Imtech UK’s new general manager plans to streamline and consolidate the business over the coming months but will not be making any acquisitions this year.
Paul Kavanagh, who took over as general manager from Jim Steele on 1 January, told H&V News that acquisitions across the group have been suspended as a direct result of problem projects in Poland, which caused Dutch-owned parent firm Imtech NV to write down £86 million and breach its bank covenants.
But he said the UK firm would be unaffected by the acquisition freeze, as it had no plans to buy this year.
Following the write-down announcement, the group’s share price was down 55 per cent this week, from 19.65 euros to 9 euros, and the group has already said it will not be paying a 2012 dividend.
Mr Kavanagh, who co-founded the UK M&E, technical FM, engineering contracting and systems and processes firm, said 2013 is “about consolidating, getting the organisation right and setting a basis for going forward” in the UK.
However, he said that this strategy was not linked to problems with the Polish business and that consolidation will focus on raising the profile of Imtech as a brand while retaining its local presence.
Mr Kavanagh said he could not comment on what options Imtech NV may pursue, pointing out that NV are responsible for the corporate position of the group.

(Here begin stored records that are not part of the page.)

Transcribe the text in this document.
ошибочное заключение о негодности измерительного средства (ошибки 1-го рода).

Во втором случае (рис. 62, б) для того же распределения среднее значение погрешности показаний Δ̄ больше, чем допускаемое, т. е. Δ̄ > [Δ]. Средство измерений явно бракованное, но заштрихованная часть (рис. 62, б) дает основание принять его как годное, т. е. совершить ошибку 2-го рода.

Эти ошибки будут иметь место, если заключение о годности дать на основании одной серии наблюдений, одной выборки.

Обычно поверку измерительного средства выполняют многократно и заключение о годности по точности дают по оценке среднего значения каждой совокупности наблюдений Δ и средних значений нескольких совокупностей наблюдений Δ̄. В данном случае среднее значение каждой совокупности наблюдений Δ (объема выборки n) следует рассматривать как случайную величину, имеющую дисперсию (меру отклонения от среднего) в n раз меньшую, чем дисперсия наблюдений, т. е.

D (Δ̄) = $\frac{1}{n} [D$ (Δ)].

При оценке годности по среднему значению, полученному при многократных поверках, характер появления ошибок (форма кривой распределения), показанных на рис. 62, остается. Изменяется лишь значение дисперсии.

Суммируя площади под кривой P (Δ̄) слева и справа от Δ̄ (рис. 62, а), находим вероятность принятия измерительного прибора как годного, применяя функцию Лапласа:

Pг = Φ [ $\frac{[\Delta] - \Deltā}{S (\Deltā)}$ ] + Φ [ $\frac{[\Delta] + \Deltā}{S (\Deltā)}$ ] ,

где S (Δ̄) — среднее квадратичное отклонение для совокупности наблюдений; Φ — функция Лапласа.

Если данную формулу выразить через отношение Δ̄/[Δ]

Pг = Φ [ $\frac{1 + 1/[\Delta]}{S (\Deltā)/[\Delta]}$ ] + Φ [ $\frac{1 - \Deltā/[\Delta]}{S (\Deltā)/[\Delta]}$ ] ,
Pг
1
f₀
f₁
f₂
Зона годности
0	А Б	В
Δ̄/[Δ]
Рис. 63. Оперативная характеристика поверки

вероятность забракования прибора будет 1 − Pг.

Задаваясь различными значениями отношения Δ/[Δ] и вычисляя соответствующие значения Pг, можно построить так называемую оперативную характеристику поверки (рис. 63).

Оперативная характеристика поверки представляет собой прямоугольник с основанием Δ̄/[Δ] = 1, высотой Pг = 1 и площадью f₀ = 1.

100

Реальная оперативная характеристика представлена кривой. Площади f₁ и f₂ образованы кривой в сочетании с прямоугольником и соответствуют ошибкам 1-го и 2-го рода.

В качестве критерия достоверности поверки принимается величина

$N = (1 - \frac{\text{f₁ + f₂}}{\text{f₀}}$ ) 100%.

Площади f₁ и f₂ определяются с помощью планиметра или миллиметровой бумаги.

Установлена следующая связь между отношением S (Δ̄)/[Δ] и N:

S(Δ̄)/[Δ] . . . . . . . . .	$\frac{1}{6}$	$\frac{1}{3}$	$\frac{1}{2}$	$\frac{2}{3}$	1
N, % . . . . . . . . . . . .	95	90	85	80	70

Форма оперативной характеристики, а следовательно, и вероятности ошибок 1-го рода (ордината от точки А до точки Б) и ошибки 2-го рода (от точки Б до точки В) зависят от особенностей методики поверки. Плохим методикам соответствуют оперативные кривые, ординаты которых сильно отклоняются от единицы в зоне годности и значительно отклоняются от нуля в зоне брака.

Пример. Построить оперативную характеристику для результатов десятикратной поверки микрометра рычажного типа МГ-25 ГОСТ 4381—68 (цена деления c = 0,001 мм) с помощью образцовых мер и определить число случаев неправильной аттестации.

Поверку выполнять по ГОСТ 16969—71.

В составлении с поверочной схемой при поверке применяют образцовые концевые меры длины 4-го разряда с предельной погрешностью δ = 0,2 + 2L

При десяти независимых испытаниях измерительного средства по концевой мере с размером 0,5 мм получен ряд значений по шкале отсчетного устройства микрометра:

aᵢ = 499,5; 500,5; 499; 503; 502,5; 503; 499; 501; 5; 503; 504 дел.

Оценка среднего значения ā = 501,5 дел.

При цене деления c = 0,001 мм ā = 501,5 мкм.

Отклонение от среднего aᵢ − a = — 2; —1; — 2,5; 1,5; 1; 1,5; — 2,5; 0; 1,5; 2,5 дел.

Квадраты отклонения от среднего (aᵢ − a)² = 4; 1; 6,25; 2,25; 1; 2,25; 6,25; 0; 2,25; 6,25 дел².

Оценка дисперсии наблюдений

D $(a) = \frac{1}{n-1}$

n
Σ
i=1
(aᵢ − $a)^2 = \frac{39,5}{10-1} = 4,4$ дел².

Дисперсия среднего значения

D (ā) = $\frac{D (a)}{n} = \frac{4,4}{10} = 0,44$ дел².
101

Asked whether the group’s breach of bank covenants has had any impact on Imtech UK’s bidding strength, he said his team were “very comfortable at the moment that we retain [clients’] confidence, both in stuff we are bidding and delivering”.

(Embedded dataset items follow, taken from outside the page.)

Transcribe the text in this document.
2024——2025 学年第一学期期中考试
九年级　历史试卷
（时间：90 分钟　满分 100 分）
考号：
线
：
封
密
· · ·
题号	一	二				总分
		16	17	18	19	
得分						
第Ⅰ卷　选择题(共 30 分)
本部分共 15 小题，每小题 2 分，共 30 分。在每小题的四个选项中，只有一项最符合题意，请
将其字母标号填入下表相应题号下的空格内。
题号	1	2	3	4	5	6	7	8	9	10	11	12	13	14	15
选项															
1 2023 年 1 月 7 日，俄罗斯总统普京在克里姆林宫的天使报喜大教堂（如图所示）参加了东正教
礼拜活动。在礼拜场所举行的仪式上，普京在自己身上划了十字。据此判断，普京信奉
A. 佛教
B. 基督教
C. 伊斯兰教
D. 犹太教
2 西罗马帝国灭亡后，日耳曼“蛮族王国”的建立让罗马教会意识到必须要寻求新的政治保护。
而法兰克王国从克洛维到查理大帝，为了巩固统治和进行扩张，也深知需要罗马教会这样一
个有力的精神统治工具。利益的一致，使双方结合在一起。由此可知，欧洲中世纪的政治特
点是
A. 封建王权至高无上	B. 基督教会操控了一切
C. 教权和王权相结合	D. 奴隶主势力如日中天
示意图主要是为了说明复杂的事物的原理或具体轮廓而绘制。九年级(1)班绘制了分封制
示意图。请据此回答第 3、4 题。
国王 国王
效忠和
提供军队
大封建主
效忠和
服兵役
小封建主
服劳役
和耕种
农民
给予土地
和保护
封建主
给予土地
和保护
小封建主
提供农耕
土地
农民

He said the firm is generally bidding on smaller projects “where that sort of conversation doesn’t arise”, adding that “it has not affected any business we are looking at at the moment”.
The same factors apply to working with JV partners such as Laing O’Rourke, with whom Imtech UK is bidding the Thames Water AMP6 work, he added.
UK consolidation will focus on creating a more streamlined business while raising the profile of Imtech, which has expanded rapidly through acquisition and organic growth since it was founded in 2003.
Mr Kavanagh said that UK revenue, including the Irish division and UK international operation in the Middle East and Kazakhstan, is now “considerably larger” than the £500m reported for the 2011 financial year, but denied reports the company is working towards a £1bn revenue target.
He stressed that Imtech’s primary driver remains profitability and cash generation, saying the firm has generally acquired strong businesses, either at the sort of profitability they want or with the aim of getting them there, along with getting regional coverage.
Mr Kavanagh said the group will continue its policy of letting people who grew and sold the various businesses carry on running them within a flat management structure.
But he added: “What we do want to do is streamline the business so people are more aware of the capability in contracting and technical maintenance. At the moment they tend to identify with the regional business and not Imtech.”
Mr Kavanagh has been central to Imtech UK’s growth to employ 3,300 people, and said there has been no radical shift in the plan, adding “we always knew we were going to get to this point”. He said he had worked very closely with Mr Steele for 25 years.
Imtech boss Paul Kavanagh expects M&E to continue to take the strain as the largest subcontract, given that it has the most investors and is undertaken t a late stage in the construction process.